大人になるということ

 「大人になる」ということはどういうことだろう。

 人は生まれた時には無限の可能性を秘めているが、生まれた瞬間からその可能性が失われ始める。どのような環境に生まれたかでその可能性の大半を失う。だが残された可能性だけでも、総理大臣になる道も、アメリカ合衆国の大統領になる可能性も、大芸術家になる可能性も、神に近い存在になる可能性だってある。

その可能性の一つ一つをあきらめながら、自分生きる分野を定め、その分野での高みを目指して人は大人になって行く。

 「大人になる」とは、経験と努力を重ねて、知識や技術を深く掘り下げ、視点の幅を広げ、複雑な問題に対処できる人間になっていくと同時に、若者の手本となって次の大人の道標となって人を育て、他人への思いにあふれ嘘偽りのない、社会に役立つ人間になること。

思いつく限りの理想の大人の要素を並べてみるとこんなものだろうか?

 

 皆このような大人になる可能性をもって世に旅立っていくのだが、実際には可能性をどんどん失って(自ら捨て去って)理想からかけ離れた大人になっているケースの方がクローズアップされている感じがしてならない。そしてそのような大人でも会社、学校、自治体、官界、政治の重鎮にはなれているのだ。

 

 毎日毎日報道される多くの事件や問題、そこには、嘘、偽り、暴力、自己保身、思いやりの欠如、堕落、欲、・・・・・ 等が満載。それを社会的地位のある大人が長年学習した言葉を操って、言い訳や正当化に走る。日大のアメフト事件をみると「大人になっていない年配者」とその集団に過ぎない。日大だけではない、軽重あれ似たような組織や集団は色々なジャンルでもありうることだろう。

 

 このような報道を若者が見た場合「大人になる」ということをどのようにとらえるだろう。それが心配だ。

 選挙権が18歳からになった。大人はどのような大人の世界に若者を招こうとしているのだろうか、醜い大人の世界に巻き込んでも平然とそれが「大人の世界」とでも言おうしているのか。

 

 だが大半の大人は、勤勉で正直で若者への思いやりもある。若者が活躍すると我が事のように喜んでいる。今の素晴らしい世界を作り上げてきたのも大人の活躍が大きい。

マスコミには、素晴らしい大人がたくさんいることをもっともっと取り上げて欲しい。

 

 「大人になることは汚れてしまうこと」山口百恵さんの歌にこのような意味の歌詞が入った歌があったような記憶がある。

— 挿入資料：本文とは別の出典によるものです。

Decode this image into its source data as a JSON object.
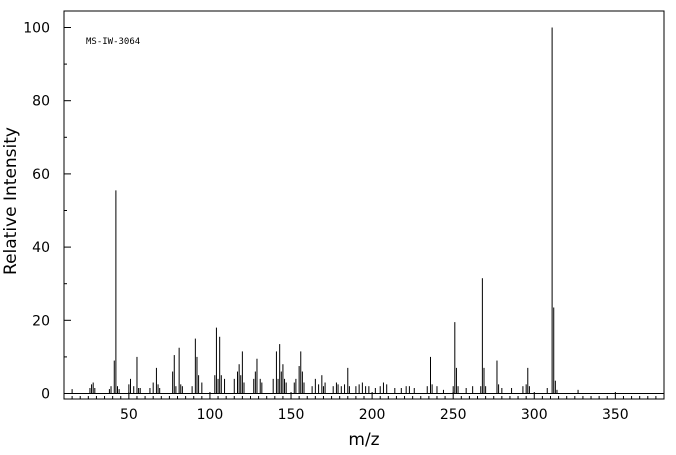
{
  "chart_data": {
    "type": "bar",
    "annotation": "MS-IW-3064",
    "xlabel": "m/z",
    "ylabel": "Relative Intensity",
    "xlim": [
      10,
      380
    ],
    "ylim": [
      0,
      105
    ],
    "x_ticks": [
      50,
      100,
      150,
      200,
      250,
      300,
      350
    ],
    "y_ticks": [
      0,
      20,
      40,
      60,
      80,
      100
    ],
    "series": [
      {
        "peaks": [
          [
            15,
            1.2
          ],
          [
            26,
            1.5
          ],
          [
            27,
            2.5
          ],
          [
            28,
            3.0
          ],
          [
            29,
            1.5
          ],
          [
            38,
            1.2
          ],
          [
            39,
            2.0
          ],
          [
            41,
            9.0
          ],
          [
            42,
            55.5
          ],
          [
            43,
            2.0
          ],
          [
            44,
            1.2
          ],
          [
            50,
            2.5
          ],
          [
            51,
            4.0
          ],
          [
            53,
            2.0
          ],
          [
            55,
            10.0
          ],
          [
            56,
            1.5
          ],
          [
            57,
            1.5
          ],
          [
            63,
            1.5
          ],
          [
            65,
            3.0
          ],
          [
            67,
            7.0
          ],
          [
            68,
            2.5
          ],
          [
            69,
            1.5
          ],
          [
            77,
            6.0
          ],
          [
            78,
            10.5
          ],
          [
            79,
            2.0
          ],
          [
            81,
            12.5
          ],
          [
            82,
            2.5
          ],
          [
            83,
            2.0
          ],
          [
            89,
            2.0
          ],
          [
            91,
            15.0
          ],
          [
            92,
            10.0
          ],
          [
            93,
            5.0
          ],
          [
            95,
            3.0
          ],
          [
            103,
            5.0
          ],
          [
            104,
            18.0
          ],
          [
            105,
            4.0
          ],
          [
            106,
            15.5
          ],
          [
            107,
            5.0
          ],
          [
            109,
            4.0
          ],
          [
            115,
            4.0
          ],
          [
            117,
            6.0
          ],
          [
            118,
            8.0
          ],
          [
            119,
            5.0
          ],
          [
            120,
            11.5
          ],
          [
            121,
            3.0
          ],
          [
            127,
            4.0
          ],
          [
            128,
            6.0
          ],
          [
            129,
            9.5
          ],
          [
            131,
            4.0
          ],
          [
            132,
            3.0
          ],
          [
            139,
            4.0
          ],
          [
            141,
            11.5
          ],
          [
            142,
            4.0
          ],
          [
            143,
            13.5
          ],
          [
            144,
            6.0
          ],
          [
            145,
            8.0
          ],
          [
            146,
            4.0
          ],
          [
            147,
            3.0
          ],
          [
            152,
            3.0
          ],
          [
            153,
            4.0
          ],
          [
            155,
            7.5
          ],
          [
            156,
            11.5
          ],
          [
            157,
            6.0
          ],
          [
            158,
            3.0
          ],
          [
            163,
            2.0
          ],
          [
            165,
            4.0
          ],
          [
            167,
            2.5
          ],
          [
            169,
            5.0
          ],
          [
            170,
            2.0
          ],
          [
            171,
            3.0
          ],
          [
            176,
            2.0
          ],
          [
            178,
            3.0
          ],
          [
            179,
            2.5
          ],
          [
            181,
            2.0
          ],
          [
            183,
            2.5
          ],
          [
            185,
            7.0
          ],
          [
            186,
            2.0
          ],
          [
            190,
            2.0
          ],
          [
            192,
            2.5
          ],
          [
            194,
            3.0
          ],
          [
            196,
            2.0
          ],
          [
            198,
            2.0
          ],
          [
            202,
            1.5
          ],
          [
            205,
            2.0
          ],
          [
            207,
            3.0
          ],
          [
            209,
            2.5
          ],
          [
            214,
            1.5
          ],
          [
            218,
            1.5
          ],
          [
            221,
            2.0
          ],
          [
            223,
            2.0
          ],
          [
            226,
            1.5
          ],
          [
            234,
            2.0
          ],
          [
            236,
            10.0
          ],
          [
            237,
            2.5
          ],
          [
            240,
            2.0
          ],
          [
            244,
            1.0
          ],
          [
            250,
            2.0
          ],
          [
            251,
            19.5
          ],
          [
            252,
            7.0
          ],
          [
            253,
            2.0
          ],
          [
            258,
            1.5
          ],
          [
            262,
            2.0
          ],
          [
            267,
            2.0
          ],
          [
            268,
            31.5
          ],
          [
            269,
            7.0
          ],
          [
            270,
            2.0
          ],
          [
            277,
            9.0
          ],
          [
            278,
            2.5
          ],
          [
            280,
            1.5
          ],
          [
            286,
            1.5
          ],
          [
            293,
            2.0
          ],
          [
            295,
            2.5
          ],
          [
            296,
            7.0
          ],
          [
            297,
            2.0
          ],
          [
            308,
            1.5
          ],
          [
            311,
            100.0
          ],
          [
            312,
            23.5
          ],
          [
            313,
            3.5
          ],
          [
            314,
            1.0
          ],
          [
            327,
            1.0
          ]
        ]
      }
    ]
  }
}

 「清らかな青春」「さわやかな青春」。舟木一夫さんの青春シリーズの歌の裏には「大人になること」への漠然とした不安、汚れてしまうことの不安が隠れていたように思う。

 

 今は昔と違い、大人の生きざま(親が汗水たらして働いているその現場)に日常的に触れることが出来なくなってきた。それだけに、親が無言で大人になるということを教えることはできないのだ。たまの休みに下着姿で晩酌をしている親をみて大人になることの正しい意味は伝わらないだろう。

 

 それだけに、社会全員で「大人になる」ということは格好良くあこがれるべきものなのだ

という事実を沢山情報提供してほしい。そして、世の組織や分野の長になる人間は、自分の

「大人度」を真面目に、真剣に高めてほしい。若者の精神を落ち込ませてしまうのも、精神の救済ができるものも大人の責任なのだ。